I can appreciate the fact that these budget figures can seem complex, but certainly a guy who worked on entitlement policy for Bush/Cheney should understand the basics here, and the basics tell us that Obama’s health care law helps lower the national debt. Whether the right finds this inconvenient or not is irrelevant.

Jon Chait published a brutal takedown of Blahous’ research today.

You may wonder what methods Blahous used to obtain a more accurate measure of the bill’s cost. The answer is that he relies on a simple conceptual trick. Medicare Part A has a trust fund. By law, the trust fund can’t spend more than it takes in. So Blahous assumes that, when the trust fund reaches its expiration, it would automatically cut benefits.

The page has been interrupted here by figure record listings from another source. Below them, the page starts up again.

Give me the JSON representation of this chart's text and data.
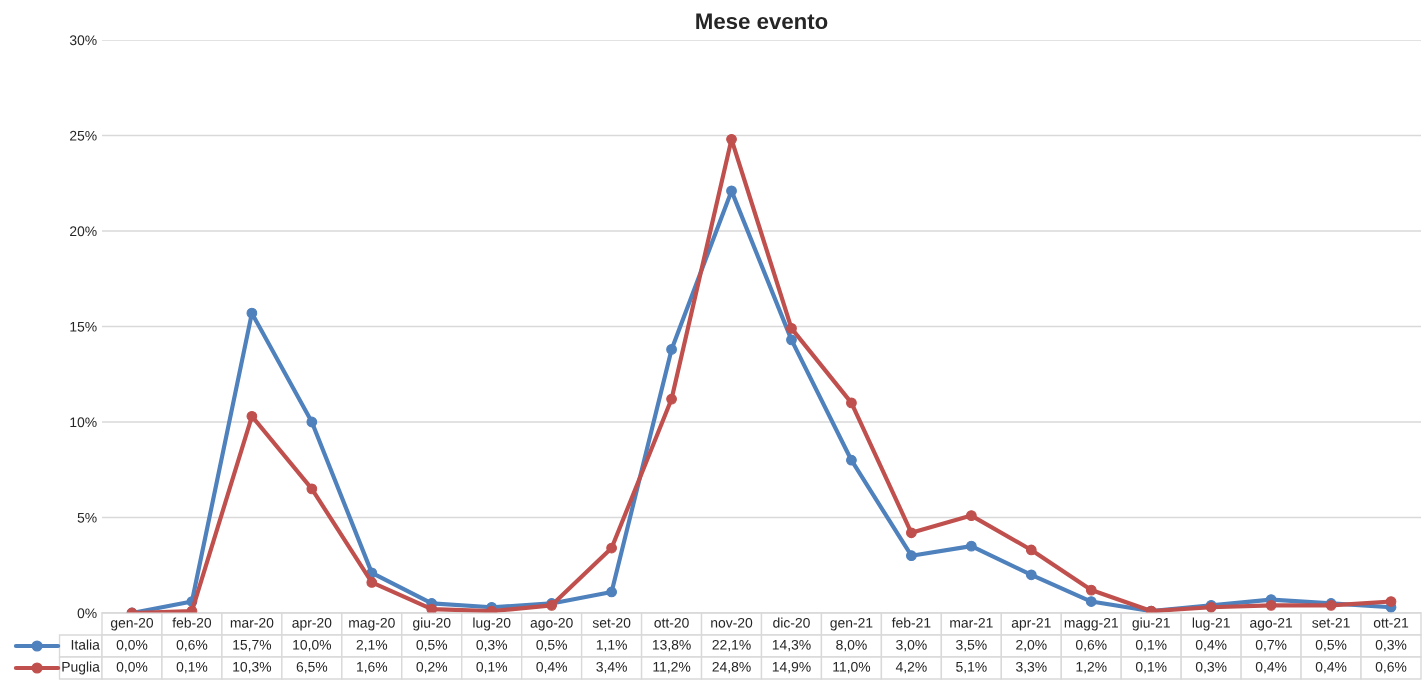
{
  "chart_data": {
    "type": "line",
    "title": "Mese evento",
    "categories": [
      "gen-20",
      "feb-20",
      "mar-20",
      "apr-20",
      "mag-20",
      "giu-20",
      "lug-20",
      "ago-20",
      "set-20",
      "ott-20",
      "nov-20",
      "dic-20",
      "gen-21",
      "feb-21",
      "mar-21",
      "apr-21",
      "magg-21",
      "giu-21",
      "lug-21",
      "ago-21",
      "set-21",
      "ott-21"
    ],
    "series": [
      {
        "name": "Italia",
        "color": "#4f81bd",
        "values": [
          0.0,
          0.6,
          15.7,
          10.0,
          2.1,
          0.5,
          0.3,
          0.5,
          1.1,
          13.8,
          22.1,
          14.3,
          8.0,
          3.0,
          3.5,
          2.0,
          0.6,
          0.1,
          0.4,
          0.7,
          0.5,
          0.3
        ],
        "value_labels": [
          "0,0%",
          "0,6%",
          "15,7%",
          "10,0%",
          "2,1%",
          "0,5%",
          "0,3%",
          "0,5%",
          "1,1%",
          "13,8%",
          "22,1%",
          "14,3%",
          "8,0%",
          "3,0%",
          "3,5%",
          "2,0%",
          "0,6%",
          "0,1%",
          "0,4%",
          "0,7%",
          "0,5%",
          "0,3%"
        ]
      },
      {
        "name": "Puglia",
        "color": "#c0504d",
        "values": [
          0.0,
          0.1,
          10.3,
          6.5,
          1.6,
          0.2,
          0.1,
          0.4,
          3.4,
          11.2,
          24.8,
          14.9,
          11.0,
          4.2,
          5.1,
          3.3,
          1.2,
          0.1,
          0.3,
          0.4,
          0.4,
          0.6
        ],
        "value_labels": [
          "0,0%",
          "0,1%",
          "10,3%",
          "6,5%",
          "1,6%",
          "0,2%",
          "0,1%",
          "0,4%",
          "3,4%",
          "11,2%",
          "24,8%",
          "14,9%",
          "11,0%",
          "4,2%",
          "5,1%",
          "3,3%",
          "1,2%",
          "0,1%",
          "0,3%",
          "0,4%",
          "0,4%",
          "0,6%"
        ]
      }
    ],
    "ylim": [
      0,
      30
    ],
    "yticks": [
      {
        "value": 0,
        "label": "0%"
      },
      {
        "value": 5,
        "label": "5%"
      },
      {
        "value": 10,
        "label": "10%"
      },
      {
        "value": 15,
        "label": "15%"
      },
      {
        "value": 20,
        "label": "20%"
      },
      {
        "value": 25,
        "label": "25%"
      },
      {
        "value": 30,
        "label": "30%"
      }
    ],
    "grid": "y",
    "legend": "bottom left",
    "marker": "circle",
    "line_style": "solid"
  }
}
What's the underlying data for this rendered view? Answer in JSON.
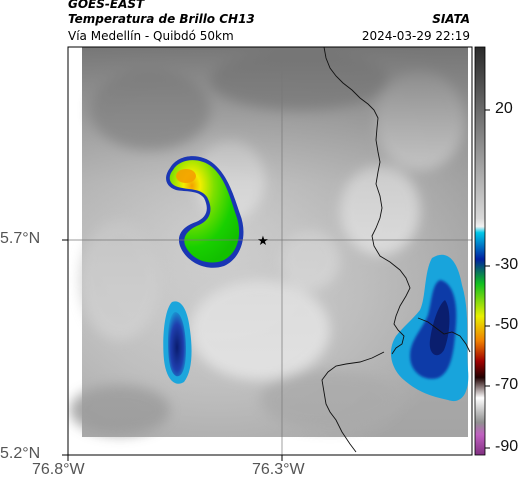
{
  "header": {
    "satellite": "GOES-EAST",
    "product": "Temperatura de Brillo CH13",
    "route": "Vía Medellín - Quibdó 50km",
    "agency": "SIATA",
    "datetime": "2024-03-29 22:19"
  },
  "axes": {
    "lon_ticks": [
      "76.8°W",
      "76.3°W"
    ],
    "lat_ticks": [
      "5.7°N",
      "5.2°N"
    ]
  },
  "colorbar": {
    "ticks": [
      "20",
      "-30",
      "-50",
      "-70",
      "-90"
    ]
  },
  "marker": {
    "icon": "star-icon",
    "color": "#000000"
  },
  "palette": {
    "cold_cyan": "#00bcd4",
    "cold_blue": "#0d2a8a",
    "green": "#22d600",
    "yellow": "#f4ee00",
    "orange": "#f6a300",
    "red": "#b40000",
    "magenta": "#b43cb4"
  }
}
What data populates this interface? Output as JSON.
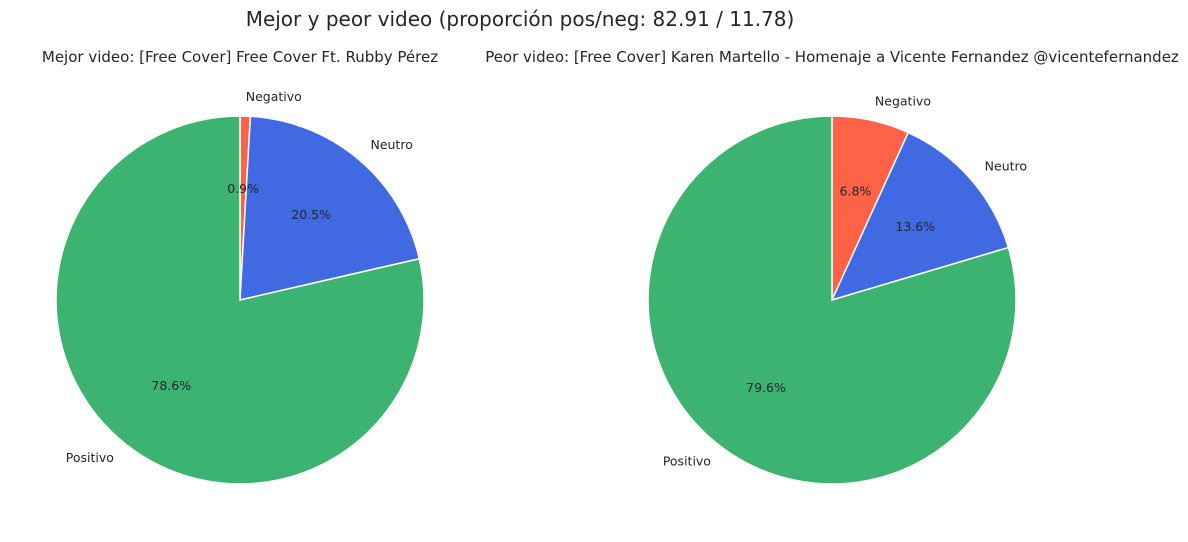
{
  "figure": {
    "suptitle": "Mejor y peor video (proporción pos/neg: 82.91 / 11.78)"
  },
  "colors": {
    "Negativo": "#ff6347",
    "Neutro": "#4169e1",
    "Positivo": "#3cb371"
  },
  "chart_data": [
    {
      "type": "pie",
      "title": "Mejor video: [Free Cover] Free Cover Ft. Rubby Pérez",
      "categories": [
        "Negativo",
        "Neutro",
        "Positivo"
      ],
      "values": [
        0.9,
        20.5,
        78.6
      ],
      "value_labels": [
        "0.9%",
        "20.5%",
        "78.6%"
      ],
      "start_angle": 90,
      "direction": "clockwise"
    },
    {
      "type": "pie",
      "title": "Peor video: [Free Cover] Karen Martello - Homenaje a Vicente Fernandez @vicentefernandez",
      "categories": [
        "Negativo",
        "Neutro",
        "Positivo"
      ],
      "values": [
        6.8,
        13.6,
        79.6
      ],
      "value_labels": [
        "6.8%",
        "13.6%",
        "79.6%"
      ],
      "start_angle": 90,
      "direction": "clockwise"
    }
  ]
}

The assumption is important because it forms the baseline against which he measures Obama’s health-care law. He’s assuming that Medicare’s deficits will automatically go away. Therefore, the roughly $500 billion in Medicare savings that Obama used to help cover the uninsured is money that Blahous assumes the government wouldn’t have spent anyway. Without the health-care law, in other words, we would have had Medicare cuts but no new spending on the uninsured. Now we have the Medicare cuts and new spending on the uninsured. Therefore, the new spending in the law counts toward increasing the deficit, but the spending cuts don’t count toward reducing it.

That is a completely bizarre assumption. It’s not an assumption that any scoring agency ever applies in other situations…. Assume the Medicare savings don’t count because Medicare would have reduced its payments anyway, and boom – Obamacare now increases the deficit.

Paul Krugman added that Blahous’ conclusions are “crazy,” and “basically a sick joke that doesn’t pass the laugh test.”

The reality of the situation is stubborn: independent analyses from nonpartisan officials have concluded that Obamacare makes a significant dent in the long-term debt forecast. For conservatives who claim to care about fiscal responsibility, and are eager to repeal the law, the question seems quite simple: tell American taxpayers how you intend to pay for Obamacare’s demise.

Update: It’s probably worth mentioning that Blahous works at George Mason University’s Mercatus Center, which was founded and financed by the Koch brothers.